Combining Two Approaches to Advance Quantum Computing

Departments: Applied Physics

Quantum computers hold the potential to out-perform all conventional computing systems. Two promising physical implementations for the storage and manipulation of quantum information are the electromagnetic modes of superconducting circuits and the spins of small numbers of electrons trapped in semiconductor quantum dots.

A team of researchers led by the lab of Michel Devoret, the Frederick W. Beinecke Professor of Applied Physics, experimentally demonstrated a new quantum bit (“qubit”) that fuses these two platforms, with the potential to take on the beneficial aspects of both. The results are published today in Science.

The qubit consists of the spin of an individual superconducting quasiparticle trapped in a Josephson junction. Due to a spin-orbit coupling in the junction, the supercurrent flowing through the junction depends on the quasiparticle spin state.

“We were able to show how to harness this spin-dependent supercurrent to achieve both spin detection and coherent spin manipulation,” said Max Hays, a PhD student in Devoret’s lab, and lead author of the study.

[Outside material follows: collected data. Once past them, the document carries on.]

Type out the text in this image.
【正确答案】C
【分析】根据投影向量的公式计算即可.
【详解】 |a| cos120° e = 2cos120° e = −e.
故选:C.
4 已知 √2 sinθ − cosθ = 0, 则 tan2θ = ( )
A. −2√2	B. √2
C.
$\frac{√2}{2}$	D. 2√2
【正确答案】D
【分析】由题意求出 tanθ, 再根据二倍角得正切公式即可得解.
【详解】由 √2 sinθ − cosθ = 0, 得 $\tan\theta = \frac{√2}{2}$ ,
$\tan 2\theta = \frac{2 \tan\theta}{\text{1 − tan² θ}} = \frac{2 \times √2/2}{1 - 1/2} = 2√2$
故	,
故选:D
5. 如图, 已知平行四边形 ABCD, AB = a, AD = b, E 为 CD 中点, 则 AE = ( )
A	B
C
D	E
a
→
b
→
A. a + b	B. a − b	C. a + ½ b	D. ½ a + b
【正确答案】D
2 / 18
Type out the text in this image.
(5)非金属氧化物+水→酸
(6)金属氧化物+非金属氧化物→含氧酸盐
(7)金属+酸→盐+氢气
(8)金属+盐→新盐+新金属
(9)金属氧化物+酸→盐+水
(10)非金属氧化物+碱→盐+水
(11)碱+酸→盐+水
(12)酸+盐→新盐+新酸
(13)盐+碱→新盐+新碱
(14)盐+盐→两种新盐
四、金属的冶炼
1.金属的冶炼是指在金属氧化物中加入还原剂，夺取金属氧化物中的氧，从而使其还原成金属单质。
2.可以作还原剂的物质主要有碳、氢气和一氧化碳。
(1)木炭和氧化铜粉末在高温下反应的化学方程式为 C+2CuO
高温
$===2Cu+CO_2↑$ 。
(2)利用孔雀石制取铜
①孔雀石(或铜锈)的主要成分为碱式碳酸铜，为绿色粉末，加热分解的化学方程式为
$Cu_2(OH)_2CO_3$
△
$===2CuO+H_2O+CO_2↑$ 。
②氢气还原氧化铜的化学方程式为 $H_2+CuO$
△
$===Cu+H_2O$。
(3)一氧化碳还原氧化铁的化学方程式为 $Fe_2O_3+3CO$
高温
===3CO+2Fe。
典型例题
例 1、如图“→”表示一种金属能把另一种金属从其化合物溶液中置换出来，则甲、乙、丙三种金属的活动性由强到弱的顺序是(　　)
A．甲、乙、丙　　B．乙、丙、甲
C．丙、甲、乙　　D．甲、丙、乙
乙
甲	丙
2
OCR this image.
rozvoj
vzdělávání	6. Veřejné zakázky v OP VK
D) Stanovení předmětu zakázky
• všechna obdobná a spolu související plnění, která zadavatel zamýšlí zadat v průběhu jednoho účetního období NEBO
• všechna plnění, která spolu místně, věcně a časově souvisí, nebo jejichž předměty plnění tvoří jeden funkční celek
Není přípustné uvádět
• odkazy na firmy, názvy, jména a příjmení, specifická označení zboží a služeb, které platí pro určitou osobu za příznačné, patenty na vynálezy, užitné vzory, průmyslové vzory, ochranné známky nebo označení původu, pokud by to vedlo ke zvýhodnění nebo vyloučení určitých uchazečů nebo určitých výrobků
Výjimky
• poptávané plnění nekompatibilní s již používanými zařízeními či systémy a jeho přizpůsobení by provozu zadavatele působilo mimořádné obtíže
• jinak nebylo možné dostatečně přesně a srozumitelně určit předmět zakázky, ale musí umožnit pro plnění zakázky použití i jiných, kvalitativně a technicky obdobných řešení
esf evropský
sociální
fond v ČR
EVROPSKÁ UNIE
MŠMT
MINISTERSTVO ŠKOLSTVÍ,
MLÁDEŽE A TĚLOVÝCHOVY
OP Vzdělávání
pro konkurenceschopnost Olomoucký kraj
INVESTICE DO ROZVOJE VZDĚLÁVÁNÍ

This work also represents a significant advancement to our understanding and control of Andreev levels. Andreev levels are microscopic, electronic states that exist in all Josephson junctions; they are the microscopic origin of the famous Josephson effect, in which a current flows without any voltage. In superconductor-semiconductor heterostructures such as the nanowire junctions investigated in this experiment, Andreev levels are the parent states of Majorana modes (special states in which the two “halves” of an electron are pulled apart). Therefore, this experiment is also important for efforts to perform Majorana-based topological information processing.